Warren Buffett's Critical Question About President Trump's Tariffs: The Stock Market's Fate Hinges on the Answer
Warren Buffett appears to be sitting pretty amid the current stock market volatility. Berkshire Hathaway‘s shares are up around 15% year to date while the major market indexes are down significantly. Buffett has also built a massive cash stockpile of over $334 billion for the conglomerate to use if stock valuations become attractive enough for his liking.
However, Buffett isn’t upbeat about the key underlying reason behind the latest stock market sell-off: worries about President Trump’s tariffs. He recently posed a critical question about those tariffs — and the stock market’s fate hinges on the answer.
Image source: The Motley Fool.
Buffett on tariffs
CBS News’ Norah O’Donnell recently interviewed Buffett. The legendary investor expressed reservations when asked about the U.S. economy, stating: “Well, I think that’s the most interesting subject in the world, but I won’t talk, I can’t talk about it, though. I really can’t.”
However, Buffett couldn’t resist taking the bait when O’Donnell asked him about the potential economic impact of tariffs. He replied that the U.S. has “had a lot of experience with them.” Buffett added, “They’re an act of war, to some degree.”
Many economists believe that President Trump’s proposed tariffs could lead to higher inflation. O’Donnell asked Buffett his opinion on the matter. The “Oracle of Omaha” responded: “Over time, they [tariffs] are a tax on goods. I mean, the Tooth Fairy doesn’t pay ’em!”
But then Buffett put forth his own question about tariffs. He looked at O’Donnell and said:
And then what? You always have to ask that question in economics. You always say, “And then what?”
Two possible answers to Buffett’s question
I’d argue that there’s no more important question for investors right now concerning the Trump administration’s tariffs than the one posed by Buffett. Granted, he didn’t directly mention the president. However, he didn’t have to; his question is clearly relevant to the current situation.
What will happen next if all of President Trump’s tariffs are imposed? I think two possible answers reflect the best- and worst-case scenarios.
Let’s start with the best-case answer. The Trump administration believes that tariffs will bring temporary and minor economic disruption and then lead to a stronger economy over the long run. In his recent address to Congress, President Trump predicted: “There’ll be a little disturbance, but we’re OK with that. It won’t be much.”

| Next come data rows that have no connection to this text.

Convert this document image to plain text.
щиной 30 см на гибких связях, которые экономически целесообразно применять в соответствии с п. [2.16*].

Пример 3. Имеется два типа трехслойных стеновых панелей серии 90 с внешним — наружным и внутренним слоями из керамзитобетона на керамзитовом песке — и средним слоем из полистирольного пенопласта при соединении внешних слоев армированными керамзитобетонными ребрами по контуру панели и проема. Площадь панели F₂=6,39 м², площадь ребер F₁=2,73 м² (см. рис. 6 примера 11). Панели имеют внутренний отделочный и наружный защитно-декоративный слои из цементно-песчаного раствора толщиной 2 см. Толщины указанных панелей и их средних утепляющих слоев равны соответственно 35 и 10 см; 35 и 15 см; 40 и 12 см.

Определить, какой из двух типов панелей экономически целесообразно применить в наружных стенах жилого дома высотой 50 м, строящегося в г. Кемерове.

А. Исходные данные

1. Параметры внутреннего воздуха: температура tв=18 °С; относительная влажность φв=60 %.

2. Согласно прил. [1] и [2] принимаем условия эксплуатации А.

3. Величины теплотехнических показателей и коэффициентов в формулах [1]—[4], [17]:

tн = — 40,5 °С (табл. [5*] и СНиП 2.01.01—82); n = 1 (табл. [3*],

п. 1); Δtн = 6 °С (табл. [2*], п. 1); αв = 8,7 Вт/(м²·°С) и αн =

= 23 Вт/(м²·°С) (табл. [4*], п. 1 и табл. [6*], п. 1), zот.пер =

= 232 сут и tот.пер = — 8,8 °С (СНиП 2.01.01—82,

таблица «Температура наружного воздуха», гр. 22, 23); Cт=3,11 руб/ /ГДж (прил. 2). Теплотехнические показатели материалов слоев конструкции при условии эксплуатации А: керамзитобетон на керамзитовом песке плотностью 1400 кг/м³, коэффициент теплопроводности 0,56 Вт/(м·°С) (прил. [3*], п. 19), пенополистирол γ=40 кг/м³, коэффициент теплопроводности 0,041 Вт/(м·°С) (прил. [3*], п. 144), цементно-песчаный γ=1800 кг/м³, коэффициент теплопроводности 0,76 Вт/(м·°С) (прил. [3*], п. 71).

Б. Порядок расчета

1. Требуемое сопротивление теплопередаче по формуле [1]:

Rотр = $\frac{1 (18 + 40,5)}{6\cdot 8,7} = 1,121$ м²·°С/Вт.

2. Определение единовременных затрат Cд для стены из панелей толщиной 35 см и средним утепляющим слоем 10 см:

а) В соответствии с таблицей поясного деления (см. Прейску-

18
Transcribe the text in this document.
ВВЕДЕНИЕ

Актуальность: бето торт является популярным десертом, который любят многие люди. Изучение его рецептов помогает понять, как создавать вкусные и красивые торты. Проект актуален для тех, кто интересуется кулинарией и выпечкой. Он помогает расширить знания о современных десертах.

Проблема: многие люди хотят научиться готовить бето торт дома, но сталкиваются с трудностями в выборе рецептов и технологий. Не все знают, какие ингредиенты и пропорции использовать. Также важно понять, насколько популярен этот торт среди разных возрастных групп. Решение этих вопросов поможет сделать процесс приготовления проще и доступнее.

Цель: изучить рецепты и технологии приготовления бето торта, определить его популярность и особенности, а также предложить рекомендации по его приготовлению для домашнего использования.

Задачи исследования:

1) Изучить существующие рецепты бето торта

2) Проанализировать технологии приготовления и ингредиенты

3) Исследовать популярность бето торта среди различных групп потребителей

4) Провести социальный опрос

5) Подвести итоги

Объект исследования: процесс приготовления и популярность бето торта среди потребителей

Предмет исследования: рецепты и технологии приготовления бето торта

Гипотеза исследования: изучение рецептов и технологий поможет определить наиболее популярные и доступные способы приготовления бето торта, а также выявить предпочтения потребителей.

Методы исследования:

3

Trump believes tariffs will restore fairness to the country’s trading with other nations. He argues that they will generate significant revenue for the U.S., telling Congress, “Tariffs are about making America rich again and making America great again.” The president also thinks tariffs will bring jobs back to the United States. If he’s right, the stock market could flail for a while but rebound strongly as the promised benefits of tariffs are realized.
So what’s the worst-case answer? Larry Summers, who was the Treasury secretary in the Clinton administration and director of the National Economic Council during the Obama administration, recently provided his take in an interview with The Free Press. Summers said:
I think we are risking stagflation, increases in inflation to levels unambiguously above the 2% target, and growing concerns about an inflation spiral, simultaneous with withdrawals of confidence and purchasing power that could possibly tip the economy into recession. Given that we don’t know how long these policies are going to last and what’s going to follow, it would be premature to confidently conclude that grave economic damage is going to be done. But that is certainly the risk.
If Summers is right, the stock market would likely enter into another bear market. The last time the U.S. experienced stagflation, between 1973 and 1982, the S&P 500 floundered and the country had three recessions.
What others think
The Tax Foundation, a nonpartisan nonprofit organization that focuses on U.S. tax policies, analyzed President Trump’s proposed tariffs. It concluded that tariffs would negatively affect U.S. GDP. The organization also predicted that, as a result of lower economic output, federal tax revenue would decline rather than increase — especially if foreign countries imposed retaliatory tariffs, which is already happening.
Financial services company Morningstar agrees that the Trump administration’s tariffs will hurt U.S. economic growth and increase inflation. So does the Organization for Economic Cooperation and Development, with the organization also mentioning the word “stagflation” in its forecast.
Over nine out of 10 corporate economists surveyed by Wolters Kluwer think the president’s tariffs will cause inflation to be higher. Consumers appear to be worried as well, with consumer sentiment plummeting in March.
What should investors do?
What should investors do if the answer to Buffett’s question about what happens next after tariffs are imposed isn’t positive? I think following Buffett’s lead makes sense.
As mentioned, the 94-year-old multibillionaire has built a large cash stockpile for Berkshire Hathaway. He has bought a few stocks, but only ones that meet his rigorous investment criteria. Most importantly, though, Buffett remains focused on the long term. He recently wrote to Berkshire shareholders that Berkshire’s horizon when buying stocks “is almost always far longer than a single year” and with many “involves decades.”
For Buffett, the “and then what” has always led to making money.